Naturalmente que a tragédia vivida em Portugal na noite de 15 para 16 de Outubro não nos pode deixar indiferentes. A nossa Beira-Alta foi particularmente fustigada e castigada, muito se lamentando em primeiro lugar a perda de muitas vidas humanas e em segundo lugar os incalculáveis prejuízos em bens materiais e a destruição ambiental.

 

No que a mim particularmente diz respeito, tenho a lamentar o facto de o fogo ter passado também pela Lapa do Lobo, tendo invadido o nosso tão estimado parque ecológico “Vale do Lobo”. Faço notar que este espaço está devidamente tratado segundo todas as regras de prevenção contra fogos. Temos o mato limpo, os chamados asseiros devidamente implantados e temos ainda 2 charcas de água devidamente ligadas a um sistema de bocas de incêndio espalhadas por toda a propriedade. Tivémos o grande azar de o fogo passar numa altura em que não havia bombeiros disponíveis. Se tal não tivesse sido o caso, o incêndio teria sido facilmente debelado. Atenção , não estou a dirigir qualquer crítica aos bombeiros da zona – sei bem porque não estiveram presentes no momento da passagem do fogo pela Lapa do Lobo. Estavam infelizmente noutras paragens a acudirem a outros fogos. Não há país algum em todo o mundo, sobretudo da nossa dimensão, que tenha bombeiros suficientes para acudir a 550 fogos simultâneos!

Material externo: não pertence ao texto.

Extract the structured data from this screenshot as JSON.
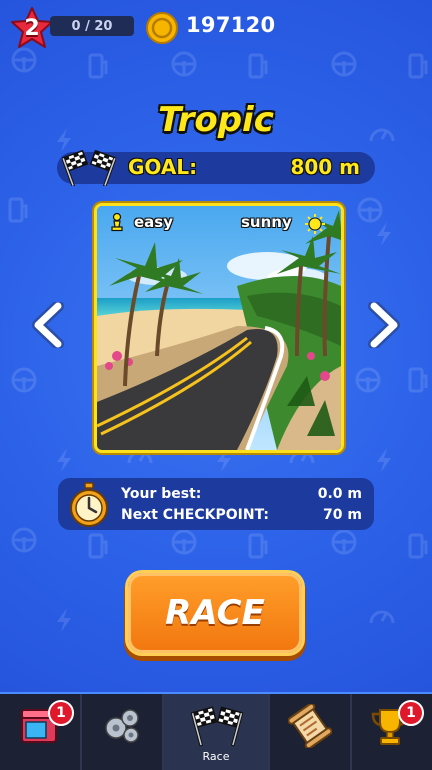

Mas o facto de o parque Vele do Lobo estar bem defendido é bem o sinal de como vale a pena investir no cuidado a ter: afinal as árvores não arderam e o fogo limitou-se a destruir sobretudo mato em zonas não arborizadas. Houve uma destruição angustiante da paisagem, mas não uma destruição maciça do espaço florestal. Se por acaso os terrenos confinantes estivessem tão bem tratados como o Vale do Lobo, os estragos teriam sido mínimos.

Não posso ainda, como cidadão, manifestar a minha estupefação pelo facto de ser visível em todas as reportagens televisivas do dia 16 que afinal, face à enorme tragédia nacional e a tudo o que estava a acontecer, a maior preocupação dos jornalistas e de um certa oposição era saber se o Primeiro Ministro ia ou não demitir a Ministra da Administração Interna. Por amor de Deus, haja bom senso!!!

Finalmente quero deixar aqui o meu (nosso) enorme agradecimento a toda a equipa da Fundação Lapa do Lobo, pelo grande empenho e dedicação  na noite fatídica. Estiveram sempre presentes e ajudaram no que foi possível: assim conseguiram salvar os cães, o tractor, as alfaias agrícolas e foi para nós, família, muito tocante percebermos que a aflição de toda esta equipa era tão grande como a nossa. Obrigado, queridos colaboradores e amigos!